To this day, such jobs remain among the lowest-paying. Today, black Americans' sharply lower wealth makes them less likely to attend college, and their disproportionate incarceration make it harder to get a so-called good job, said Dr. Shawnita Sealy-Jefferson, an epidemiologist and principal investigator of Social Epidemiology to Eliminate Disparities Lab at the University of Ohio. That disparity has skewed how policymakers weigh the health risks and economic benefits of opening businesses.
"If white people were disproportionately impacted by coronavirus, if they were more likely to die from coronavirus, we would still be shut down right now," she said.
"We have a hierarchy of human value in this country, where black people are lower on the hierarchy than white people," she said. "And now the administration, the leaders of this country, have decided it's fine for us to go back to business as usual. This is atrocious."
Other scholars who study inequality agree.
"If the face of the mortality were flipped, then the political discourse about how we protect the American population from the virus would be different," said Darrick Hamilton, executive director of the Kirwan Institute for the Study of Race and Ethnicity at Ohio State University. "And if black people had greater economic agency, they would be able to better refute some of the demands that have been placed on them, like putting themselves at risk."

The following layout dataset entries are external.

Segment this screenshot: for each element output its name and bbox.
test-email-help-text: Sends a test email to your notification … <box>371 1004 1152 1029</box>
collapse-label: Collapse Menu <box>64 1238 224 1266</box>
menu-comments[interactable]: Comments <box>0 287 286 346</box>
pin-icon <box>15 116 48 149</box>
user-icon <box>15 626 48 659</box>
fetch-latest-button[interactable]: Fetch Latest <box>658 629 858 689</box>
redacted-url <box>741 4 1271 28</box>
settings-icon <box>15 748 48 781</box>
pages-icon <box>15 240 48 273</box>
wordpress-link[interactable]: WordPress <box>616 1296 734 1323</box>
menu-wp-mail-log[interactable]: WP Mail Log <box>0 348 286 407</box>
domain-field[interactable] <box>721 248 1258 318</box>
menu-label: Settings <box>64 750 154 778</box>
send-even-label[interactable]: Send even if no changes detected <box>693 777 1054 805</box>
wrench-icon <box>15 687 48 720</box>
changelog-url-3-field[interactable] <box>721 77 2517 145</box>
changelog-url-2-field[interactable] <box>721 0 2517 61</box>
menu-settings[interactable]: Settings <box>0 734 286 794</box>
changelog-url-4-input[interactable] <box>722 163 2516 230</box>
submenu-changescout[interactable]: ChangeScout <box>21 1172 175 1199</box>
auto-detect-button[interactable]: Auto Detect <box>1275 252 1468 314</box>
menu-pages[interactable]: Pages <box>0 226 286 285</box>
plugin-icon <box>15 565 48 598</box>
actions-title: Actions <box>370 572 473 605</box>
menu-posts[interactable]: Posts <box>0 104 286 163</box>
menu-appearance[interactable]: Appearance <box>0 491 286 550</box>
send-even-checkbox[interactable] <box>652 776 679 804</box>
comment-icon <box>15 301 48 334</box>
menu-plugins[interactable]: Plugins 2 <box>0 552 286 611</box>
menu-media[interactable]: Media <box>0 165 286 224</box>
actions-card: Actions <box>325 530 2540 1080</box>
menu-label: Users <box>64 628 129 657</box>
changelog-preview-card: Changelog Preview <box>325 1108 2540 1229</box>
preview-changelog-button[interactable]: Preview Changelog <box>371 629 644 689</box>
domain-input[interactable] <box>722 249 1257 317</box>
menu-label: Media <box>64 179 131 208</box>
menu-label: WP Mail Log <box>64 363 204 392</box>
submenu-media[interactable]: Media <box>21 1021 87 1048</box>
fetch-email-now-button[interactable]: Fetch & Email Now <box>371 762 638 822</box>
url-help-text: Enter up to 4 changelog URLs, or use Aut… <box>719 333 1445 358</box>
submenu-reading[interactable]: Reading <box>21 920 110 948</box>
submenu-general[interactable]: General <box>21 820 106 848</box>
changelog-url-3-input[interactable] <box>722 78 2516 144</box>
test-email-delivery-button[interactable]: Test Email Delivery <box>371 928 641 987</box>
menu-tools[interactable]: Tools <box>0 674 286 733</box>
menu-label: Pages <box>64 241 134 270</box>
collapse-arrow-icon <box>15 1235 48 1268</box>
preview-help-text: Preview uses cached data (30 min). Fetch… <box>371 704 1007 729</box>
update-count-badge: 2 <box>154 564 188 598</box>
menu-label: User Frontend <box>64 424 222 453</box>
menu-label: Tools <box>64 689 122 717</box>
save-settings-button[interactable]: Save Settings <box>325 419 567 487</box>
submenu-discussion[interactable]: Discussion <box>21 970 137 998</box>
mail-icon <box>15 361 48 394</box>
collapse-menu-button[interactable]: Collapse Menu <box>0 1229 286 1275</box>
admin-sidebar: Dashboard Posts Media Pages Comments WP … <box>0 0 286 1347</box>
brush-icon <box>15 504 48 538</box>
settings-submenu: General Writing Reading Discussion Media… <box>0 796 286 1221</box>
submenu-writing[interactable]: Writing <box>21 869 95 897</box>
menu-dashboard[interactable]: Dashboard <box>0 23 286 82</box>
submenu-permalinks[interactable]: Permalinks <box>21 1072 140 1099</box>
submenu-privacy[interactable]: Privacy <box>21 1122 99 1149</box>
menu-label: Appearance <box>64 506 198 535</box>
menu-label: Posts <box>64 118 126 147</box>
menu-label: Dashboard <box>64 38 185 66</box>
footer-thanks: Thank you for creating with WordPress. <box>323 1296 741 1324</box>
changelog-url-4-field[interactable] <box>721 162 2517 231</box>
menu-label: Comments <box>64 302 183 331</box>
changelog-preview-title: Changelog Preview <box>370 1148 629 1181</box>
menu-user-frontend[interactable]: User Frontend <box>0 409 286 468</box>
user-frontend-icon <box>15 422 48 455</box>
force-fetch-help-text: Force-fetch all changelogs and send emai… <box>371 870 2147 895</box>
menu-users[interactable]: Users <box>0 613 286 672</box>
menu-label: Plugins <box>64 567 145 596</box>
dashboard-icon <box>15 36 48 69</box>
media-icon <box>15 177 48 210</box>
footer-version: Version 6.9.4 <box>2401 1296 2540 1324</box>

What "essential" really means
The reopening of states' economies doesn't put black and white workers on the same footing. Dr. Anthony Fauci, the nation's preeminent infectious-disease expert, admitted as much in a recent New York Times interview. They are less likely to be able to do their jobs from home, and less likely to have access to paid sick days, than white workers.
For Jaribu Hill, a longtime human rights and labor organizer in Mississippi, the coronavirus crisis is just the latest in a longstanding pattern of workplace abuses.
"We saw this before — we saw carpal tunnel, respiratory ailments, sexual harassment," said Hill, who is executive director of the Mississippi Workers' Center for Human Rights. "People are working on top of each other."
She added, "The challenges we see existed before COVID — low-wage jobs, joblessness, substandard housing, a Jim Crow educational system. You multiply that by tens of thousands and you're going to see how much in jeopardy people are."